Une startup belge propose de louer ses meubles de bureau

Aïssa Laroussi a lancé Enky en 2019. Avec pour mission de repenser la manière de “consommer” du mobilier.

La jeune pousse Enky propose le mobilier “as a service“, c’est-à-dire avec des solutions d’ameublement flexibles et circulaires.

Télétravail et mobilier

Une nouvelle offre a été lancée, “destinée à équiper les télétravailleurs“. Avec la crise sanitaire et le second confinement, “en cette période de fin d’année, le télétravail reste la règle en Belgique“, explique la jeune pousse.
D’après une étude réalisée par l’institut Vias et le SPF Mobilité publiée le 21 septembre dernier, 27% des télétravailleurs interrogés ont déclaré ne pas avoir d’espace spécifique. 39% d’entre eux “ne possèdent même pas de chaise de bureau“.
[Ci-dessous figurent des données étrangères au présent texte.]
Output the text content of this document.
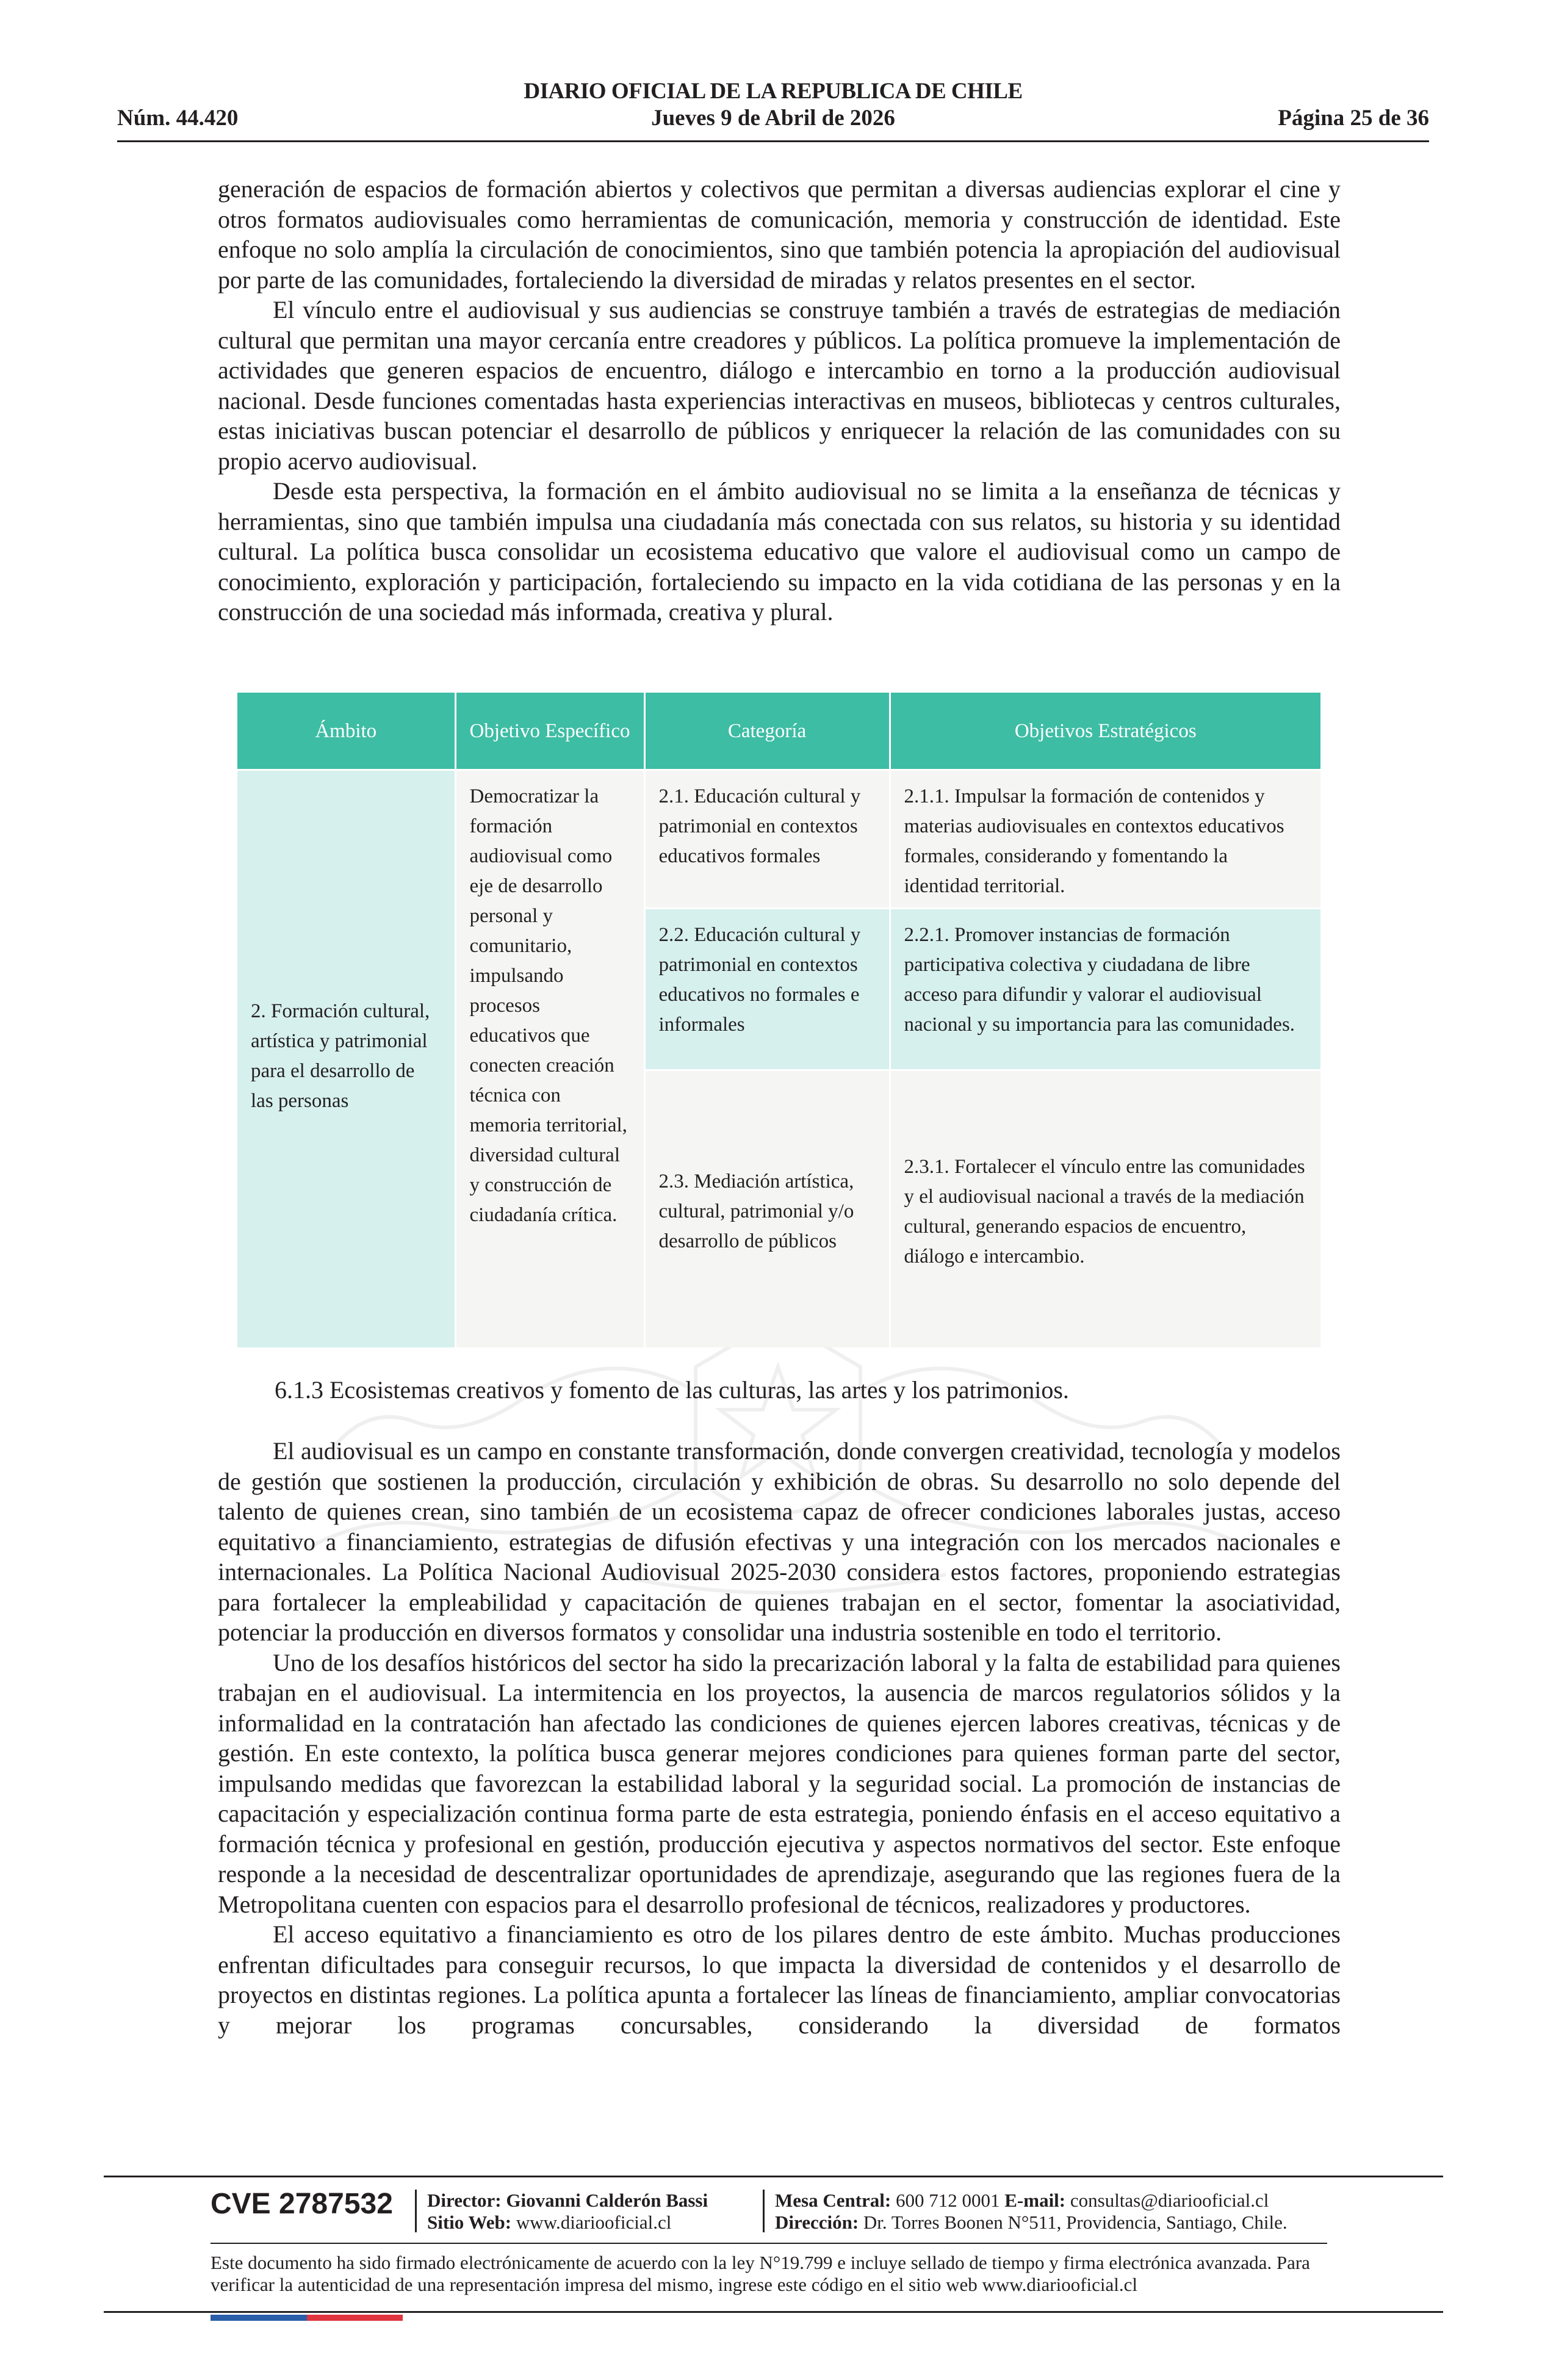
DIARIO OFICIAL DE LA REPUBLICA DE CHILE
Núm. 44.420	Jueves 9 de Abril de 2026	Página 25 de 36

generación de espacios de formación abiertos y colectivos que permitan a diversas audiencias explorar el cine y otros formatos audiovisuales como herramientas de comunicación, memoria y construcción de identidad. Este enfoque no solo amplía la circulación de conocimientos, sino que también potencia la apropiación del audiovisual por parte de las comunidades, fortaleciendo la diversidad de miradas y relatos presentes en el sector.

El vínculo entre el audiovisual y sus audiencias se construye también a través de estrategias de mediación cultural que permitan una mayor cercanía entre creadores y públicos. La política promueve la implementación de actividades que generen espacios de encuentro, diálogo e intercambio en torno a la producción audiovisual nacional. Desde funciones comentadas hasta experiencias interactivas en museos, bibliotecas y centros culturales, estas iniciativas buscan potenciar el desarrollo de públicos y enriquecer la relación de las comunidades con su propio acervo audiovisual.

Desde esta perspectiva, la formación en el ámbito audiovisual no se limita a la enseñanza de técnicas y herramientas, sino que también impulsa una ciudadanía más conectada con sus relatos, su historia y su identidad cultural. La política busca consolidar un ecosistema educativo que valore el audiovisual como un campo de conocimiento, exploración y participación, fortaleciendo su impacto en la vida cotidiana de las personas y en la construcción de una sociedad más informada, creativa y plural.

Ámbito	Objetivo Específico	Categoría	Objetivos Estratégicos
2. Formación cultural, artística y patrimonial para el desarrollo de las personas	Democratizar la formación audiovisual como eje de desarrollo personal y comunitario, impulsando procesos educativos que conecten creación técnica con memoria territorial, diversidad cultural y construcción de ciudadanía crítica.	2.1. Educación cultural y patrimonial en contextos educativos formales	2.1.1. Impulsar la formación de contenidos y materias audiovisuales en contextos educativos formales, considerando y fomentando la identidad territorial.
		2.2. Educación cultural y patrimonial en contextos educativos no formales e informales	2.2.1. Promover instancias de formación participativa colectiva y ciudadana de libre acceso para difundir y valorar el audiovisual nacional y su importancia para las comunidades.
		2.3. Mediación artística, cultural, patrimonial y/o desarrollo de públicos	2.3.1. Fortalecer el vínculo entre las comunidades y el audiovisual nacional a través de la mediación cultural, generando espacios de encuentro, diálogo e intercambio.

6.1.3 Ecosistemas creativos y fomento de las culturas, las artes y los patrimonios.

El audiovisual es un campo en constante transformación, donde convergen creatividad, tecnología y modelos de gestión que sostienen la producción, circulación y exhibición de obras. Su desarrollo no solo depende del talento de quienes crean, sino también de un ecosistema capaz de ofrecer condiciones laborales justas, acceso equitativo a financiamiento, estrategias de difusión efectivas y una integración con los mercados nacionales e internacionales. La Política Nacional Audiovisual 2025-2030 considera estos factores, proponiendo estrategias para fortalecer la empleabilidad y capacitación de quienes trabajan en el sector, fomentar la asociatividad, potenciar la producción en diversos formatos y consolidar una industria sostenible en todo el territorio.

Uno de los desafíos históricos del sector ha sido la precarización laboral y la falta de estabilidad para quienes trabajan en el audiovisual. La intermitencia en los proyectos, la ausencia de marcos regulatorios sólidos y la informalidad en la contratación han afectado las condiciones de quienes ejercen labores creativas, técnicas y de gestión. En este contexto, la política busca generar mejores condiciones para quienes forman parte del sector, impulsando medidas que favorezcan la estabilidad laboral y la seguridad social. La promoción de instancias de capacitación y especialización continua forma parte de esta estrategia, poniendo énfasis en el acceso equitativo a formación técnica y profesional en gestión, producción ejecutiva y aspectos normativos del sector. Este enfoque responde a la necesidad de descentralizar oportunidades de aprendizaje, asegurando que las regiones fuera de la Metropolitana cuenten con espacios para el desarrollo profesional de técnicos, realizadores y productores.

El acceso equitativo a financiamiento es otro de los pilares dentro de este ámbito. Muchas producciones enfrentan dificultades para conseguir recursos, lo que impacta la diversidad de contenidos y el desarrollo de proyectos en distintas regiones. La política apunta a fortalecer las líneas de financiamiento, ampliar convocatorias y mejorar los programas concursables, considerando la diversidad de formatos

CVE 2787532 Director: Giovanni Calderón Bassi
Sitio Web: www.diariooficial.cl
Mesa Central: 600 712 0001 E-mail: consultas@diariooficial.cl
Dirección: Dr. Torres Boonen N°511, Providencia, Santiago, Chile.
Este documento ha sido firmado electrónicamente de acuerdo con la ley N°19.799 e incluye sellado de tiempo y firma electrónica avanzada. Para verificar la autenticidad de una representación impresa del mismo, ingrese este código en el sitio web www.diariooficial.cl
La jeune pousse déclare que “c’est dans cette optique qu’ENKY a pensé mettre en place une offre dédiée spécifiquement au télétravail“.

Côté prix, les télétravailleurs peuvent utiliser les services d’Enky à partir de 39 euros par mois. Le mobilier est donc loué pour une durée déterminée, allant de 6 à 36 mois selon le site.

Ils peuvent ensuite s’équiper via une gamme de bureaux, de chaises ou de lampes de bureau. Ils sont livrés à domicile et des professionnels s’occupent de l’installation. “Dans le respect des mesures sanitaires“.

L’étude de l’institut Vias et du SPF Mobilité soulève également que “44% des personnes qui font du télétravail disposaient déjà d’un bon espace de travail à la maison avant la crise“. Même si “30% ont dû aménager leur habitation pour rendre le télétravail plus confortable“.

Une solution flexible et circulaire

Si la startup belge a adapté son offre aux télétravailleurs particuliers, elle proposait déjà la location de mobilier depuis 2019. Pour “s’équiper avec des meubles de qualité, fabriqués en Europe, durables et solides“, dans un concept global de “solutions d’ameublement flexibles et circulaires“.

Aïssa Laroussi, fondateur et CEO d’ENKY, souligne : « La crise sanitaire actuelle nous a fait réaliser que nous vivons une transformation importante, et que la pratique du télétravail va s’intensifier à l’avenir, et ce de manière durable“. Cette évolution est “logique” pour la jeune pousse qui est certaine que la culture du télétravail prend de l’ampleur. Le fondateur précise qu’il est persuadé “que même après la crise sanitaire, les salariés continueront à travailler en partie de chez eux“.